The tag key is "DeploymentRole" and its value should be #{stack_name}_#{application_set_name}. this can be done as follows:
"Tags": [
{
"Key": "DeploymentRole",
"Value": {"Fn::Join":
[
"",
[
{ "Ref": "AWS::StackName" },
"_",
"ApiLayer"
]
]
}
}
]
Where ApiLayer is the name of the deployment group for a bundle
- Create an IAM user called
aws-tools-tests - Save a local AWS profile called
aws-tools-testswith the aws access key and secret corresponding to that IAM user (or alternatively use environment variables) - Give the user the permissions to do anything with EC2, IAM, CodeDeploy, and CloudFormation.
- Run the tests.
(The MIT License)
Copyright © Trafalgar Management Services Ltd
Permission is hereby granted, free of charge, to any person obtaining a copy of this software and associated documentation files (the 'Software'), to deal in the Software without restriction, including without limitation the rights to use, copy, modify, merge, publish, distribute, sublicense, and/or sell copies of the Software, and to permit persons to whom the Software is furnished to do so, subject to the following conditions:
The above copyright notice and this permission notice shall be included in all copies or substantial portions of the Software.

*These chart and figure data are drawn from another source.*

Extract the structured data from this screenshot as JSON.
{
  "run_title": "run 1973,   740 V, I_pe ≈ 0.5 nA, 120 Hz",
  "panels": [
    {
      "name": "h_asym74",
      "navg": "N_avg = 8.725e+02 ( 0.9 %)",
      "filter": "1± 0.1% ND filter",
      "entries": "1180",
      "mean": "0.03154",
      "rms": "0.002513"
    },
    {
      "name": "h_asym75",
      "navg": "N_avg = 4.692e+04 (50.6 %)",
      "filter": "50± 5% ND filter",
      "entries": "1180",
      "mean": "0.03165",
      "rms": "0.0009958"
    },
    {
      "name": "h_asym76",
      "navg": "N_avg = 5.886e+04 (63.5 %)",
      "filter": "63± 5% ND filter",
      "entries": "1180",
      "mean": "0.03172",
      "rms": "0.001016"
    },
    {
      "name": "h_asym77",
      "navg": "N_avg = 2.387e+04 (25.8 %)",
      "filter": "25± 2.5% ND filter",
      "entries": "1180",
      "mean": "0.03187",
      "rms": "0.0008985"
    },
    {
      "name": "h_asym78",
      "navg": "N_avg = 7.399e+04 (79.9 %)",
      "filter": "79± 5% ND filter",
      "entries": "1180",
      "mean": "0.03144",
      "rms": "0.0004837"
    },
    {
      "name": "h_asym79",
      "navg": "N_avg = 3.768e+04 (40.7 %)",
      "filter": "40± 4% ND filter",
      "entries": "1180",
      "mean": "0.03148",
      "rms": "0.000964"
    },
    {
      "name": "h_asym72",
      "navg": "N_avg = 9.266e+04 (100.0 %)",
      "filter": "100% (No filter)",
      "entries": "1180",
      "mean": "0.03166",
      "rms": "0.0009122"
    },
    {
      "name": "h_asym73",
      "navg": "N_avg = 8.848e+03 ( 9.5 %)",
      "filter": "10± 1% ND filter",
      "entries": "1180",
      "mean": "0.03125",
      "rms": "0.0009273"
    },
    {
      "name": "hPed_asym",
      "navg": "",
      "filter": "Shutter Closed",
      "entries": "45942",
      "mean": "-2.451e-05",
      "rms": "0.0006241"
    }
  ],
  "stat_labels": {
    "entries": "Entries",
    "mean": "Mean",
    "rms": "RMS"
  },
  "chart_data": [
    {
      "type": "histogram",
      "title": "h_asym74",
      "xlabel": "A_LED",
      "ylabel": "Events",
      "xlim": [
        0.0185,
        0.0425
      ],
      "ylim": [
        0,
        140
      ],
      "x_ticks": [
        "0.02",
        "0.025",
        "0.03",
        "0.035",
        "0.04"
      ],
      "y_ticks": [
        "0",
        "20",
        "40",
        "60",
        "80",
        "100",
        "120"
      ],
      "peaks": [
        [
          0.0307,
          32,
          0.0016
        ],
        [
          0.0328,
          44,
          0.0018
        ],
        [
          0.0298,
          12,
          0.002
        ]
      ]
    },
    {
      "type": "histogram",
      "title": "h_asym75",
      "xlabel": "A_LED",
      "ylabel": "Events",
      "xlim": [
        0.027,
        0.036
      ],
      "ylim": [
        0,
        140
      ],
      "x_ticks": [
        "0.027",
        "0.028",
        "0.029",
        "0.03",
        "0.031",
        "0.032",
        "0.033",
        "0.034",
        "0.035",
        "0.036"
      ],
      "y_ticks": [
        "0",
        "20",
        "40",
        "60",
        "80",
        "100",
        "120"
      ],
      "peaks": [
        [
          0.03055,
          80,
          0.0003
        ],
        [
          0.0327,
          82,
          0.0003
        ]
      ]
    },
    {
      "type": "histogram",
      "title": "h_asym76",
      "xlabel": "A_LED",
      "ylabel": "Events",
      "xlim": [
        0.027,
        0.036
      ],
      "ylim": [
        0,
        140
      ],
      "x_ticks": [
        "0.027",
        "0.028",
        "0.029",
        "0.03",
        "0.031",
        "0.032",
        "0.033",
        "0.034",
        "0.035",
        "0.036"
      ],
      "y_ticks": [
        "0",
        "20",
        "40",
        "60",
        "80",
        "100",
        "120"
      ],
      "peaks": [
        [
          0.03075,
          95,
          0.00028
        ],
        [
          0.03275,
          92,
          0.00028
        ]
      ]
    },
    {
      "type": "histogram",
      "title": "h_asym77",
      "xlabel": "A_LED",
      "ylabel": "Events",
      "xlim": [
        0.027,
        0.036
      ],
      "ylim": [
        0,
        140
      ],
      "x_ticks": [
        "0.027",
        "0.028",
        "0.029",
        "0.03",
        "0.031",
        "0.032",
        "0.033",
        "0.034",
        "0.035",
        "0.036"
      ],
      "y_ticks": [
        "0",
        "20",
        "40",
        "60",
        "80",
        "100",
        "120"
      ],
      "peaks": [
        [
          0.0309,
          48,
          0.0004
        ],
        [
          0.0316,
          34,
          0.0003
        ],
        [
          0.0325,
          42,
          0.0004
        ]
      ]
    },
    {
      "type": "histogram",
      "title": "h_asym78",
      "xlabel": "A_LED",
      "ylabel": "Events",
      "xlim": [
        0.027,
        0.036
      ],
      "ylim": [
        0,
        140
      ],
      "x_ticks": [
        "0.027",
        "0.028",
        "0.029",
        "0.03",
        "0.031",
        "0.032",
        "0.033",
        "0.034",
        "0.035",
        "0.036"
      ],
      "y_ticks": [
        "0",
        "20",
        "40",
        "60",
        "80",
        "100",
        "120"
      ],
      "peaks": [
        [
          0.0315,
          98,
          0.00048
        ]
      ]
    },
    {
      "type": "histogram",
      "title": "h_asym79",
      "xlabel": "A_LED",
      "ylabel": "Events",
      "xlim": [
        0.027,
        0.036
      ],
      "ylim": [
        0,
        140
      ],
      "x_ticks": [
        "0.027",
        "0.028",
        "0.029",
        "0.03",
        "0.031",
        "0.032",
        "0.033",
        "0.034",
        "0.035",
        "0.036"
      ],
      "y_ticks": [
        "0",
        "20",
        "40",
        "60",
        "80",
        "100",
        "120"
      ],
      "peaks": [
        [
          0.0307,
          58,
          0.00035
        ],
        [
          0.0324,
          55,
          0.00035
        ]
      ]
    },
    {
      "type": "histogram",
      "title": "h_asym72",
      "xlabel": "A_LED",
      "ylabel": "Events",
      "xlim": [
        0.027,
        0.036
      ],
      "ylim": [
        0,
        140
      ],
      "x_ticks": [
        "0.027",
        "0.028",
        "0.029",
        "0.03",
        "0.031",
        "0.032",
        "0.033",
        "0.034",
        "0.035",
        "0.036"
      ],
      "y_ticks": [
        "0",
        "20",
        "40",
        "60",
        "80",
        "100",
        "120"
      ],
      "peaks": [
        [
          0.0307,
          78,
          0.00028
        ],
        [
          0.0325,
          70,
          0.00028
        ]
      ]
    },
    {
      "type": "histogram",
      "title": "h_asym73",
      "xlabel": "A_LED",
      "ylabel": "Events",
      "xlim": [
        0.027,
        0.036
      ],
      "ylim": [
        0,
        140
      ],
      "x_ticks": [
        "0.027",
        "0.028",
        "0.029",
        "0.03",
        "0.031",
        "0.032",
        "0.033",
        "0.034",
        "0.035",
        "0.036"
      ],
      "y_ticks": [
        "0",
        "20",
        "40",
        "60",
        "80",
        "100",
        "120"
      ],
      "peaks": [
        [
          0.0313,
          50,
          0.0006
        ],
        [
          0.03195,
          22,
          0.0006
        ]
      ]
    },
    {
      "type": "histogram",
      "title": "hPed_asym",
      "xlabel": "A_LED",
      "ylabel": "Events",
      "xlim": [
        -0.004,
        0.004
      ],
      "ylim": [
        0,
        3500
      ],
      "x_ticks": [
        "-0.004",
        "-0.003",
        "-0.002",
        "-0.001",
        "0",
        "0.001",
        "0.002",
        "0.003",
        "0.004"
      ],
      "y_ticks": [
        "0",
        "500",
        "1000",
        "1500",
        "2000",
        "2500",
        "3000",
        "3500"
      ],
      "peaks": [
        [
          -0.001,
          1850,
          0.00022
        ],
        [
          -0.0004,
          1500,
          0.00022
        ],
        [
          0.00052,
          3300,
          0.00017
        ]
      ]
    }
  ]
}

THE SOFTWARE IS PROVIDED 'AS IS', WITHOUT WARRANTY OF ANY KIND, EXPRESS OR IMPLIED, INCLUDING BUT NOT LIMITED TO THE WARRANTIES OF MERCHANTABILITY, FITNESS FOR A PARTICULAR PURPOSE AND NONINFRINGEMENT. IN NO EVENT SHALL THE AUTHORS OR COPYRIGHT HOLDERS BE LIABLE FOR ANY CLAIM, DAMAGES OR OTHER LIABILITY, WHETHER IN AN ACTION OF CONTRACT, TORT OR OTHERWISE, ARISING FROM, OUT OF OR IN CONNECTION WITH THE SOFTWARE OR THE USE OR OTHER DEALINGS IN THE SOFTWARE.